The papers of Nobel Prize-winning economist Robert M. Solow span the years 1951-2011 and document his professional, scholarly, and academic work. The majority of the collection consists of voluminous files of correspondence (1960-2011) with students, colleagues, and other economists, and it includes his reviews of papers by other scholars, referee reports, letters of recommendation articles for the public, professional correspondence as well as policy recommendations. The papers also contain lecture notes for courses Solow taught at MIT (1972-1996); published papers by Solow on macroeconomics, growth theory, linear programming, and other topics (1950-2011); and files from economic, academic, and governmental organizations in which he served, including the American Economics Association, the National Bureau of Economic Research, and the Institute for Advanced Study at Princeton. The published papers series also contains notes and rough drafts on topics such as econometrics, employment (specifically the theory of unemployment) and growth policies, macroeconomics, and the theory of capital. There is also some material on the Neo-classical Growth Model, also known as the Solow-Swan Growth Model (1956).

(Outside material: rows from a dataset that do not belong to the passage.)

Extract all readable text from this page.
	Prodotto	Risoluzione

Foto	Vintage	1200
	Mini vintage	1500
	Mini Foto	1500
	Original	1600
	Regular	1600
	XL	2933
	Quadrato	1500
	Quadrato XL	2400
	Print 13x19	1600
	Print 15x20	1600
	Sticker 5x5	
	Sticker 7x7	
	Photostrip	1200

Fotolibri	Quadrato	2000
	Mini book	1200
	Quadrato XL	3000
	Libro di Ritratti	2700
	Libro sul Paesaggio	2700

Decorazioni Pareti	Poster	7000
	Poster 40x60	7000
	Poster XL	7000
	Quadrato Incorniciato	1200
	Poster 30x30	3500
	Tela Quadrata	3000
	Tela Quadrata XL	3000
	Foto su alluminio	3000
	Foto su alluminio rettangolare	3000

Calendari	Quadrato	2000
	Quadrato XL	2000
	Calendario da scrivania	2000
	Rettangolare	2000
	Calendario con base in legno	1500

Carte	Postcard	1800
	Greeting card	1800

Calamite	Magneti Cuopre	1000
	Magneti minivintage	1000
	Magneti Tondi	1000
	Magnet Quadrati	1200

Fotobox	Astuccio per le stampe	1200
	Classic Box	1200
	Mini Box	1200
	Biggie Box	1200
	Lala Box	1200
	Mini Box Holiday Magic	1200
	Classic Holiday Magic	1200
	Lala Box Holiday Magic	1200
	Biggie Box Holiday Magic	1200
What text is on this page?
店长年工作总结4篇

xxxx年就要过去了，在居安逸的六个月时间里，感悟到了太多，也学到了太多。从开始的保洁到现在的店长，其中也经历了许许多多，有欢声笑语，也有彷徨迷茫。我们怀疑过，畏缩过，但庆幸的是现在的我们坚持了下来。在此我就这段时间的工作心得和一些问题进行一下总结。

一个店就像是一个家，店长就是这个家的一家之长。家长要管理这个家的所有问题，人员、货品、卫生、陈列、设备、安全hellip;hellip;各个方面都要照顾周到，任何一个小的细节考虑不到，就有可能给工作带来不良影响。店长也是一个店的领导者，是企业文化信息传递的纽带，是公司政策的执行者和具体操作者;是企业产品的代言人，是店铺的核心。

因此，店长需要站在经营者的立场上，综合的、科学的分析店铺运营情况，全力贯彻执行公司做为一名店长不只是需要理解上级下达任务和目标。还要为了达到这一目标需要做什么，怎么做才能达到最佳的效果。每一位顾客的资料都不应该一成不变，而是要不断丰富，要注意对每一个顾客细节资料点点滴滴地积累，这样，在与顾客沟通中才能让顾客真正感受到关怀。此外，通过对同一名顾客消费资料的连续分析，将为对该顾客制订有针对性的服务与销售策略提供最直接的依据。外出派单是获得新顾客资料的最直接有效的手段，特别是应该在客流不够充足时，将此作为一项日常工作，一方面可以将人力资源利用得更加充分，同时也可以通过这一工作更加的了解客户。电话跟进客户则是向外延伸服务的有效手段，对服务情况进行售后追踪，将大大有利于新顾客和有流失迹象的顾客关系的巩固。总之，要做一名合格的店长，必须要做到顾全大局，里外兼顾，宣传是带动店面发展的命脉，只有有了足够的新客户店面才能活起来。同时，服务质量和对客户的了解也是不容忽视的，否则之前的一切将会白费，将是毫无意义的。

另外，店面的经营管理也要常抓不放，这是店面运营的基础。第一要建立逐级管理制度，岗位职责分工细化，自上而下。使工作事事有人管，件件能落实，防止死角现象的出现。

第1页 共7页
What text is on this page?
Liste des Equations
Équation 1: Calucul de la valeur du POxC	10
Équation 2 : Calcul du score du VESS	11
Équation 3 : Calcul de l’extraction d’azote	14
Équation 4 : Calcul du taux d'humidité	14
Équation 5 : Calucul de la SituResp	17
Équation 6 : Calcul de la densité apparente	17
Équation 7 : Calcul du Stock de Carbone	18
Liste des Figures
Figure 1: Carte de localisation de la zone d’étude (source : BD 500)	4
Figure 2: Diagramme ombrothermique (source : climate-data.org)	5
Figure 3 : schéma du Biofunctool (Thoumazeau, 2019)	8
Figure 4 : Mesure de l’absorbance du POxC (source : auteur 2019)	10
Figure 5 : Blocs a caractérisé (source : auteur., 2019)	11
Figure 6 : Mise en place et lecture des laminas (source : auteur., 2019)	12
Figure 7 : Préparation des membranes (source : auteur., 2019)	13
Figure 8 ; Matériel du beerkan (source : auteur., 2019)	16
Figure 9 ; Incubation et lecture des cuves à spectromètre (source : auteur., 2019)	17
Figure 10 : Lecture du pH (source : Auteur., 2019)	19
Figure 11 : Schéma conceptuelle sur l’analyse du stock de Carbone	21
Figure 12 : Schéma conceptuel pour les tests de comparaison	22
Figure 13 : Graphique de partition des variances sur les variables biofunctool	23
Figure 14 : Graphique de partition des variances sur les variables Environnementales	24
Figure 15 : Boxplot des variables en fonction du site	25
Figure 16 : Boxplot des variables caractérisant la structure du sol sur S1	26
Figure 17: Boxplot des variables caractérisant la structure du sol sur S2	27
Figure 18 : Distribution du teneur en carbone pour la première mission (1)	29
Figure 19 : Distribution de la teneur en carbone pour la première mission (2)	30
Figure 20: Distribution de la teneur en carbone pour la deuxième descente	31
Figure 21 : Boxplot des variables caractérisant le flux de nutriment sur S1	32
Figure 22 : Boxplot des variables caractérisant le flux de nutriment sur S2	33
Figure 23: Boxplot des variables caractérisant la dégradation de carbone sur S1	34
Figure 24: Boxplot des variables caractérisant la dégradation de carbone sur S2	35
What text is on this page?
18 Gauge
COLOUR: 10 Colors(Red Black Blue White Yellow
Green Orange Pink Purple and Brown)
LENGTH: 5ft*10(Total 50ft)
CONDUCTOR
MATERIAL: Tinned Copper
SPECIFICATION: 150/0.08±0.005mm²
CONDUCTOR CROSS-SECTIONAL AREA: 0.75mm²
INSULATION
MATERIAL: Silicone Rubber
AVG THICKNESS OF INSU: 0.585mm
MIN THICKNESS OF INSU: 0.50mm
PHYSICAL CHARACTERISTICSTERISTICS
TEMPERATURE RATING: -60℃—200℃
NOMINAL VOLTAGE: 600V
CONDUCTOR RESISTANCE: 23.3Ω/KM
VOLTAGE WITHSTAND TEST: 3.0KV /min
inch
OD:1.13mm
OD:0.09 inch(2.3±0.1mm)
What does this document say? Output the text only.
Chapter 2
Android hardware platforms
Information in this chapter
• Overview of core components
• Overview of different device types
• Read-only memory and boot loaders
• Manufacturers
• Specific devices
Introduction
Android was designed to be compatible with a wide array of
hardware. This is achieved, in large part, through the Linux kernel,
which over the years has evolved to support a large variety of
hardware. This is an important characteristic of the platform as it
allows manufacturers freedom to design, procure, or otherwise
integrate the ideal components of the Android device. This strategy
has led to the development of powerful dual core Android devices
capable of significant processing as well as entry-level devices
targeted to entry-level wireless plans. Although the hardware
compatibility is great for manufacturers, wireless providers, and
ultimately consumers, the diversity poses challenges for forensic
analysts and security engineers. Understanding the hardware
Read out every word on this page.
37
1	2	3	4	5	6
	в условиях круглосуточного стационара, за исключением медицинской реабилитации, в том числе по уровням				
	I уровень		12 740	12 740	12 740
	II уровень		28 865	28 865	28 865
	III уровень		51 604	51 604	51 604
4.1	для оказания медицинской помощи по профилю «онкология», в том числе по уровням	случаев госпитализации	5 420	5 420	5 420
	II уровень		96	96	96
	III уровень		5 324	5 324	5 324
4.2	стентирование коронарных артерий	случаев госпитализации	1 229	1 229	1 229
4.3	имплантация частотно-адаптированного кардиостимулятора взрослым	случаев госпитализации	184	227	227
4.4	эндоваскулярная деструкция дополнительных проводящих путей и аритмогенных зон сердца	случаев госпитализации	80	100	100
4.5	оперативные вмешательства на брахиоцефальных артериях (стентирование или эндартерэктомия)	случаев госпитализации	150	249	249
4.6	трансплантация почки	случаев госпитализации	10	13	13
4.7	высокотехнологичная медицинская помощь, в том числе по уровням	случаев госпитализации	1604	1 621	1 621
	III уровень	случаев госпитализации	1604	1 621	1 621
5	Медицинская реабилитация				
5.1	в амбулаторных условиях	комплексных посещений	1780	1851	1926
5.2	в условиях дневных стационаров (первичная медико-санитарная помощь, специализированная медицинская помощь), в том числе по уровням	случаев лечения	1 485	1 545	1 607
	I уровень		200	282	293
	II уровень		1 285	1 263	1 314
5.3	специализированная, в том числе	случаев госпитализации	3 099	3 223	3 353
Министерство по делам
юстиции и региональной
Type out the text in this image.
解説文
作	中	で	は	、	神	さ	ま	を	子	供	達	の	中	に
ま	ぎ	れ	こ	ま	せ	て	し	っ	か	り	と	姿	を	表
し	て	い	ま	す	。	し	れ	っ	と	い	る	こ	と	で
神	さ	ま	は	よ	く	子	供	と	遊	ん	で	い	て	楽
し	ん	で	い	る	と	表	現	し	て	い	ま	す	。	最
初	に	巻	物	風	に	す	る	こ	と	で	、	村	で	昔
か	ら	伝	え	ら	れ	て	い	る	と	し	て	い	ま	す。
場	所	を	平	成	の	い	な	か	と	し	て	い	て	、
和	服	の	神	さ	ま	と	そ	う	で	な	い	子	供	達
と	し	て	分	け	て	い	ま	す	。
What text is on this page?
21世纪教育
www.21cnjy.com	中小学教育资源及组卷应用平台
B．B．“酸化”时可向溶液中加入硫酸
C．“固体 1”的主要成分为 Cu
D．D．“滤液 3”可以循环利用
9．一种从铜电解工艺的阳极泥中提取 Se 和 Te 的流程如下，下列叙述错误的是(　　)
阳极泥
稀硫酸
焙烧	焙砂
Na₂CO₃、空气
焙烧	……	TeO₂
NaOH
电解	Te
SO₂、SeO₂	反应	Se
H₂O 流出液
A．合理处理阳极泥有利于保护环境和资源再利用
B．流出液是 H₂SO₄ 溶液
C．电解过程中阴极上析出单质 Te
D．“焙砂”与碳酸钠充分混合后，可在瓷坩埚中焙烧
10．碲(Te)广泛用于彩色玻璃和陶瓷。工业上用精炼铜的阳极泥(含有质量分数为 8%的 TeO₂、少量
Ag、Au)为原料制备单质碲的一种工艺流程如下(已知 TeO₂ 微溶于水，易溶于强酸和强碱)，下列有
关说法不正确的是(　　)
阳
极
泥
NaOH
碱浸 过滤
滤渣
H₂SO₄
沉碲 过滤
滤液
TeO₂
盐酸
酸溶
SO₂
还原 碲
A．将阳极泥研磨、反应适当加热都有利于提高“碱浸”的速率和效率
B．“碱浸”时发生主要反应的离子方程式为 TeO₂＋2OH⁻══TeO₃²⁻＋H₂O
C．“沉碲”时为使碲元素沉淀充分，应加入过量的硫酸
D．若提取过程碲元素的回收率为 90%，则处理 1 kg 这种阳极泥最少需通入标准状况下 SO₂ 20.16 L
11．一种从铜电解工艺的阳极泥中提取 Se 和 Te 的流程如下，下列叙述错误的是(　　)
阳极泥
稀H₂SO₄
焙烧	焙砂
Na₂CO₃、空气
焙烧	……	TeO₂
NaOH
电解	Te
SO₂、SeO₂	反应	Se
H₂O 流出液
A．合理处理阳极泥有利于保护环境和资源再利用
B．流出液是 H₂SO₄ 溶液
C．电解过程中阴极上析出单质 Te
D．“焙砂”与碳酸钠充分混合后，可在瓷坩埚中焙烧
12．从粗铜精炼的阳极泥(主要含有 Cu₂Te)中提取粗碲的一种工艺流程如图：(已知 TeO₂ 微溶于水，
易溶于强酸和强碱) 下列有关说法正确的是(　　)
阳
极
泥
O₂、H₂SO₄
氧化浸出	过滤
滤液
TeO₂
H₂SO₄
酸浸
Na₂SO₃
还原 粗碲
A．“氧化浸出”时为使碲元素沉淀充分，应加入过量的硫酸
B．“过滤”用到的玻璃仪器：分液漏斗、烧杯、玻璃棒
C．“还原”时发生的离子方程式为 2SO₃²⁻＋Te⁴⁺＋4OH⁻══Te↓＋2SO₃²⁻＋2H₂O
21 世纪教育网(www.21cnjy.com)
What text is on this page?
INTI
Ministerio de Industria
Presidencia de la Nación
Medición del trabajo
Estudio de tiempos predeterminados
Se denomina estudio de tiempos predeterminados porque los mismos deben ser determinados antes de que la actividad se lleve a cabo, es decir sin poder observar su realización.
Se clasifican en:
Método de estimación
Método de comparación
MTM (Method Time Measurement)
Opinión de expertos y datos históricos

The largest series in the collection, the Correspondence Series is subdivided into three groups: Chronological Correspondence, Alphabetical Correspondence, and Recommendations. The first two consist of correspondence from students, colleagues, and collaborators, with some responses from Solow included. The exchanges include economists such as Kenneth Arrow, Olivier Blanchard, Alan Blinder, Partha Dasgupta, Frank Hahn, Paul Samuelson, and James Tobin. The alphabetical correspondence dating from 1951-1976, is similar in content to the chronological correspondence but smaller in size; it also contains more pieces related to organizations and businesses. The Alphabetical Correspondence (Recommendations) dating from 1971-1986, is the smallest of the three and consists of requests for and the subsequent letters of recommendation from Solow for either students or professional economists.

The Teaching Materials Series houses the teaching materials generated from Solow's MIT economics courses (spanning an approximate 30 years of his 40 year MIT career) as well as the notes and materials used for lectures given at other forums and institutions. These materials consist of reading lists, syllabi, outlines, exams, problem sets and their solutions, homework, waivers, attendance rosters, assignments, spiral notebooks of economic equations, and personal preparatory notes handwritten by Solow.

Nearly all of Solow's major publications and co-publications (see bibliography for the few exceptions) are found in the Published Papers and Writings Series. These include his Ph.D. thesis, speeches, lectures, invited lectures, panel discussions, op-ed pieces, journal articles, brochures, pamphlets, reviews of his works and his responses to the reviews, Congressional testimony, and memorial tributes, as well as the rough drafts and notes for these documents.

The Professional Service Series includes varied documents associated with the groups Robert Solow was either a member of, held a position in, wrote pieces for, or supported. Files contain correspondence, meeting minutes, proposals, reports, publications, votes, elections, and financial reports. The largest organizations represented in this series are the American Economic Association and the Institute for Advanced Study at Princeton.

Four videos featuring Solow are collected in the Audio Visual Series. Materials date from 2003 to 2009. Within the series, one item is recorded on a VHS cassette and the rest are in DVD format.